Definitely interested! Yes

On step, maybe the first, might be offering a multiple language option: switching between for example english, spanish, portuguese, german, french, swedish ... without restarting Logos with a different UI. Should be possible with the background-shapefile-tables... (?) ...and wouldn't be neither a huge performance-killer nor increase the download-size. 

Elevationdata are useful too, if contrast and color isn't set too high as it is in most of the newer maps. 

Posts 782
LogosEmployee
Sean Boisen | Forum Activity | Replied: Sat, Nov 1 2014 5:12 PM

Adam Olean:

This would be excellent! I for one am very excited about the maps that you guys are working on. Even the UI improvements shows that you have been listening to feedback. I think it would be unfortunate, however, to build such high-quality maps and yet have no way to ascertain the elevation of the various regions.
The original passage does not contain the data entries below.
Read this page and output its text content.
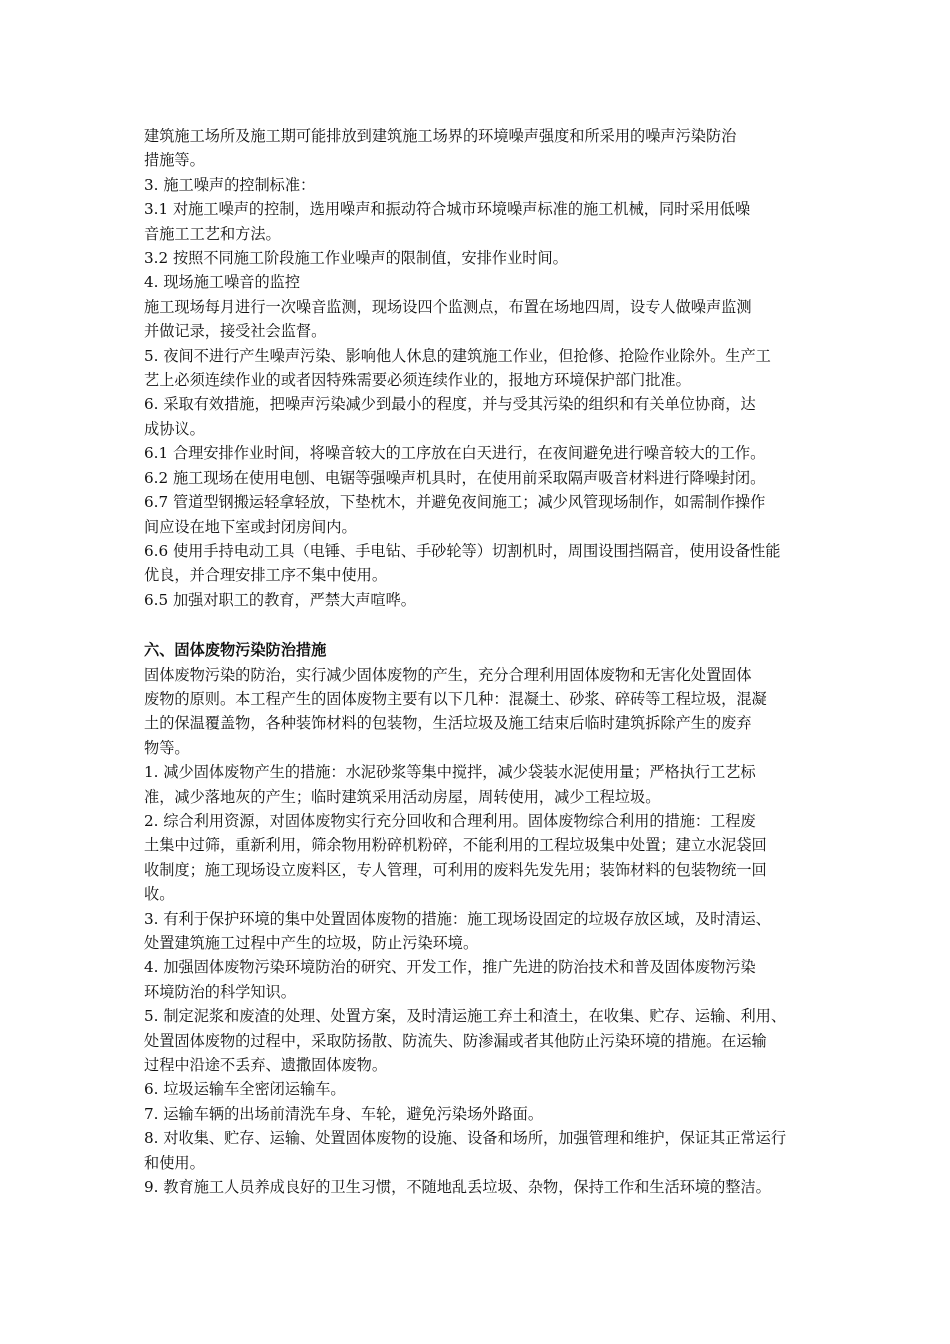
建筑施工场所及施工期可能排放到建筑施工场界的环境噪声强度和所采用的噪声污染防治

措施等。

3. 施工噪声的控制标准：

3.1 对施工噪声的控制，选用噪声和振动符合城市环境噪声标准的施工机械，同时采用低噪

音施工工艺和方法。

3.2 按照不同施工阶段施工作业噪声的限制值，安排作业时间。

4. 现场施工噪音的监控

施工现场每月进行一次噪音监测，现场设四个监测点，布置在场地四周，设专人做噪声监测

并做记录，接受社会监督。

5. 夜间不进行产生噪声污染、影响他人休息的建筑施工作业，但抢修、抢险作业除外。生产工

艺上必须连续作业的或者因特殊需要必须连续作业的，报地方环境保护部门批准。

6. 采取有效措施，把噪声污染减少到最小的程度，并与受其污染的组织和有关单位协商，达

成协议。

6.1 合理安排作业时间，将噪音较大的工序放在白天进行，在夜间避免进行噪音较大的工作。

6.2 施工现场在使用电刨、电锯等强噪声机具时，在使用前采取隔声吸音材料进行降噪封闭。

6.7 管道型钢搬运轻拿轻放，下垫枕木，并避免夜间施工；减少风管现场制作，如需制作操作

间应设在地下室或封闭房间内。

6.6 使用手持电动工具（电锤、手电钻、手砂轮等）切割机时，周围设围挡隔音，使用设备性能

优良，并合理安排工序不集中使用。

6.5 加强对职工的教育，严禁大声喧哗。

六、固体废物污染防治措施

固体废物污染的防治，实行减少固体废物的产生，充分合理利用固体废物和无害化处置固体

废物的原则。本工程产生的固体废物主要有以下几种：混凝土、砂浆、碎砖等工程垃圾，混凝

土的保温覆盖物，各种装饰材料的包装物，生活垃圾及施工结束后临时建筑拆除产生的废弃

物等。

1. 减少固体废物产生的措施：水泥砂浆等集中搅拌，减少袋装水泥使用量；严格执行工艺标

准，减少落地灰的产生；临时建筑采用活动房屋，周转使用，减少工程垃圾。

2. 综合利用资源，对固体废物实行充分回收和合理利用。固体废物综合利用的措施：工程废

土集中过筛，重新利用，筛余物用粉碎机粉碎，不能利用的工程垃圾集中处置；建立水泥袋回

收制度；施工现场设立废料区，专人管理，可利用的废料先发先用；装饰材料的包装物统一回

收。

3. 有利于保护环境的集中处置固体废物的措施：施工现场设固定的垃圾存放区域，及时清运、

处置建筑施工过程中产生的垃圾，防止污染环境。

4. 加强固体废物污染环境防治的研究、开发工作，推广先进的防治技术和普及固体废物污染

环境防治的科学知识。

5. 制定泥浆和废渣的处理、处置方案，及时清运施工弃土和渣土，在收集、贮存、运输、利用、

处置固体废物的过程中，采取防扬散、防流失、防渗漏或者其他防止污染环境的措施。在运输

过程中沿途不丢弃、遗撒固体废物。

6. 垃圾运输车全密闭运输车。

7. 运输车辆的出场前清洗车身、车轮，避免污染场外路面。

8. 对收集、贮存、运输、处置固体废物的设施、设备和场所，加强管理和维护，保证其正常运行

和使用。

9. 教育施工人员养成良好的卫生习惯，不随地乱丢垃圾、杂物，保持工作和生活环境的整洁。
The change in elevation across ancient Israel alone (from the Coastal Plain to the Transjordan and from Dan to Beersheba!) is one of its most distinctive characteristics. This is reflected throughout Scripture and throughout biblical history (e.g., politically, militarily, economically, literarily, etc.).

My primary frustration with the maps so far (besides some performance issues) is that some regions on the Biblical World maps require you to zoom in way too far before any indicators for cities appear. For just one example, on the "Biblical World—Early Church" map, this is a problem for several of the seven churches in province of Asia. It makes it difficult to see many cities at once even on a fairly large widescreen monitor. This makes it more difficult to relate them to one another and to other relatively nearby cities. It is even worse on my laptop screen, which is probably larger than most. That said, I assume that some of these things are a work in progress.

Keep up the good work!

Thanks Adam. The elevation is directly reflected in the shading on the maps, as this example shows, with the steep decline down to Jericho and the area around the Jordan.

The over-eager zoom on the Biblical World maps should be improved in the 6.0a release. We also need to make some adjustments on the Early Church map specifically so some of the cities appear sooner as you zoom in.